Sheridan Visual Merchandising installation shines bright at Mississauga Festival of Trees
Six students from Sheridan’s Visual Merchandising Arts program are showcasing their creativity at the Mississauga Festival of Trees this December with a unique installation.
Hosted by non-profit CreativeHub 1352, the multi-day festival features a variety of original artwork, including contemporary trees and woodpile sculptures. Light displays, performances, and community activities are also part of the inaugural event.
Sheridan’s contribution, the Diversi(tree) installation, is a tree that reflects the diverse cultural identities of the Visual Merchandising Arts students and their instructors. The roots were created from the names of countries that are significant to the group, and decorative medallions hanging from its branches each represent a student or teacher by featuring their initials and a personalized design.
The body of the tree is made of knitted clothing, which is reflective of “yarn-bombing” – a form of street art that uses knitted yarn to decorate public spaces instead of traditional paint or chalk. These garments will be carefully removed from the sculpture and donated to a charity once the festival is over.
“Due to campus access restrictions, this group of students has had limited opportunities for hands-on learning so, when I heard about this opportunity, I thought it would be a great experience for them,” says Louise Franklin, Visual Merchandising Arts Coordinator and Professor at Sheridan. “Faculty coached the participating students in what is possible from a design perspective and taught them the skills required to build a stable and safe tree armature.”
The six second-year Sheridan students - Stan Huang, Tracy Liang, Haley Schmalenerg, Linh Vu, Shawn Zhao and Wen Zhang - worked with their faculty advisors to design and construct the tree at the Hazel McCallion Campus woodshop, guided by technologist Scott Rogers.
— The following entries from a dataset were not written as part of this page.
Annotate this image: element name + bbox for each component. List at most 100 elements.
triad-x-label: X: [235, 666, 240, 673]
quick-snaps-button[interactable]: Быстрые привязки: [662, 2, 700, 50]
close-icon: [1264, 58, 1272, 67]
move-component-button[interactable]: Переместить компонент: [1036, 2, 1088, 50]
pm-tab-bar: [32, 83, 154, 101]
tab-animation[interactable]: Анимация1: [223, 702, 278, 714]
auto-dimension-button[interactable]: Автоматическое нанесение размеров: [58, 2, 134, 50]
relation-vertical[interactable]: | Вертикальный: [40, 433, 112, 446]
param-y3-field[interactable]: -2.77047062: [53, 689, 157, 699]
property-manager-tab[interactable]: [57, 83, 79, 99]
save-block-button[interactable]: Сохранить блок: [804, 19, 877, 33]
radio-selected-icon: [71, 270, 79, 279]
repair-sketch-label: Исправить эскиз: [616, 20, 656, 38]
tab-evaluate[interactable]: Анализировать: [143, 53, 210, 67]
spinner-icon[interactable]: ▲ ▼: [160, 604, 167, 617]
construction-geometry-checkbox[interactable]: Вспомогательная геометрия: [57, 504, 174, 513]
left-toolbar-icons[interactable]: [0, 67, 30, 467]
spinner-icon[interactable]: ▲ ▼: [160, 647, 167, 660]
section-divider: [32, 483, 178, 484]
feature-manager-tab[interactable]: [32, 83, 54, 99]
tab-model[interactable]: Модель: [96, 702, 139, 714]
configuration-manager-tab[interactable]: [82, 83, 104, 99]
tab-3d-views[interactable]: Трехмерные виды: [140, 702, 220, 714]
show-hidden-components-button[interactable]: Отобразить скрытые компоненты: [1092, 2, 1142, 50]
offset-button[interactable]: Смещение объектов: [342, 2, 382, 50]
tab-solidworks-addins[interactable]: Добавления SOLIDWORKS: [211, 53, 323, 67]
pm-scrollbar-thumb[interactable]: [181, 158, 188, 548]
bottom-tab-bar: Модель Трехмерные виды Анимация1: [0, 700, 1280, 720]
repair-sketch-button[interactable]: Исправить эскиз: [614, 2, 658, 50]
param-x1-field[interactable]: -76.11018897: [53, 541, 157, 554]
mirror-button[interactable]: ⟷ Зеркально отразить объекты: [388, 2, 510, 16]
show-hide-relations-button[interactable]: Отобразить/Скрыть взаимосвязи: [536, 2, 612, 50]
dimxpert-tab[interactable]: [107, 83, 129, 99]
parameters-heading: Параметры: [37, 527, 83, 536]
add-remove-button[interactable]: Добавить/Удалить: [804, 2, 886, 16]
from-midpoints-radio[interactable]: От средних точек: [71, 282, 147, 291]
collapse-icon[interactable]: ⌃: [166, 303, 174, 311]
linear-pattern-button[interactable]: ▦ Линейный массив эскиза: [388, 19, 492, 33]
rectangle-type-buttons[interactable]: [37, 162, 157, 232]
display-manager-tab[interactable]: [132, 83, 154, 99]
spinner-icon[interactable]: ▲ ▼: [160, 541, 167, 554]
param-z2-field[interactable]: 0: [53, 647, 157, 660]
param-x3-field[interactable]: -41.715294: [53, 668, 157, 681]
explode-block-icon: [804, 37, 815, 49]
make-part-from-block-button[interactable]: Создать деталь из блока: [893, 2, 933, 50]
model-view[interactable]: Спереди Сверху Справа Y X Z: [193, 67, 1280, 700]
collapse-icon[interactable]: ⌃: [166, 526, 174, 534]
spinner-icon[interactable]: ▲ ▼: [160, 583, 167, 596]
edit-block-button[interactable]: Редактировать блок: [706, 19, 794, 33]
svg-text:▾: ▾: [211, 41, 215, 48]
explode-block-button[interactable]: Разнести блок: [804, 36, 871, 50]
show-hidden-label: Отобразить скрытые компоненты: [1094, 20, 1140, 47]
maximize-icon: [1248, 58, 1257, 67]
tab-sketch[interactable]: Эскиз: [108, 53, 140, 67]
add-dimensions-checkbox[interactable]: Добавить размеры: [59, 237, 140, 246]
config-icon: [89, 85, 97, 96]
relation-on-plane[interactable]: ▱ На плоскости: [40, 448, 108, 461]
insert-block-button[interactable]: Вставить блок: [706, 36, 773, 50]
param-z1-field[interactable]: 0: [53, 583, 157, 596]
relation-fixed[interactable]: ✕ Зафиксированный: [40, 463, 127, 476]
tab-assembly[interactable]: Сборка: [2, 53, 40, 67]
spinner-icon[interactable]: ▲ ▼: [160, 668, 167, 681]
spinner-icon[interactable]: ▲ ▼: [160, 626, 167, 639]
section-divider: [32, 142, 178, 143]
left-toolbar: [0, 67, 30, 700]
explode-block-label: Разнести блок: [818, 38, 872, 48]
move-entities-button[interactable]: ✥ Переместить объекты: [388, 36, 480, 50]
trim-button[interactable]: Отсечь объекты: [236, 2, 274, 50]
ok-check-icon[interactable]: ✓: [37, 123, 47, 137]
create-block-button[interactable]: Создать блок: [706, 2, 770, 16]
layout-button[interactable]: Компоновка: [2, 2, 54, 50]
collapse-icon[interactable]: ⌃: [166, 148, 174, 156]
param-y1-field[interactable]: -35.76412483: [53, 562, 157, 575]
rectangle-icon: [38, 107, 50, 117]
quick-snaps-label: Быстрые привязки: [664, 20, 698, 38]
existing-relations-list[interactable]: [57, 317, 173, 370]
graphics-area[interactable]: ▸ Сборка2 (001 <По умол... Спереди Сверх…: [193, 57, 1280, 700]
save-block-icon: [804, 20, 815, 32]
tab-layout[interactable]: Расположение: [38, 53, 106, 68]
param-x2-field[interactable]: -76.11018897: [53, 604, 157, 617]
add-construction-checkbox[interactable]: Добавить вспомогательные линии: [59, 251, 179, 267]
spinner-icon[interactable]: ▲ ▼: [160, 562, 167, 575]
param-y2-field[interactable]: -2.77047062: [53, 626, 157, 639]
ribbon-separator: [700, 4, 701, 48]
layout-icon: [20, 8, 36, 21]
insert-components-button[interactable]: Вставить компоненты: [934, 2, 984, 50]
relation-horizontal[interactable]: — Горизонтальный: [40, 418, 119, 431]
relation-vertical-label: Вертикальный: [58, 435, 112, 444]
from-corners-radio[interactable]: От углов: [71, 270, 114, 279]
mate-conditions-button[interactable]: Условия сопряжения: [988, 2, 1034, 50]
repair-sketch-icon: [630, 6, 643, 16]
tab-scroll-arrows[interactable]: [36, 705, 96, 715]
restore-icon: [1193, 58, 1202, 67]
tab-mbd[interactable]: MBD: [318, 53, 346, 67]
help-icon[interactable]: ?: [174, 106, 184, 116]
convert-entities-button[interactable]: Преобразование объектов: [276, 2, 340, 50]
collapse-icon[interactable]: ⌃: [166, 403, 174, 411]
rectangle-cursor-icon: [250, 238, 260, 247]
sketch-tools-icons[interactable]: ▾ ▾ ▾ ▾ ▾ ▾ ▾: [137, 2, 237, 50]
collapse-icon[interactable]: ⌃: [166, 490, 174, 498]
Through the process, the students gained first-hand experience in using power tools and producing files for the CNC router (a computer-controlled cutting machine).
“It took our team two weeks to figure out how to build the tree and we changed the structure a couple of times to make it easier to build,” says Liang, one of the students involved in the project. “Building the tree gave me a unique perspective and skillset in crafting and engineering, which I feel is a critical skill for Visual Merchandising.”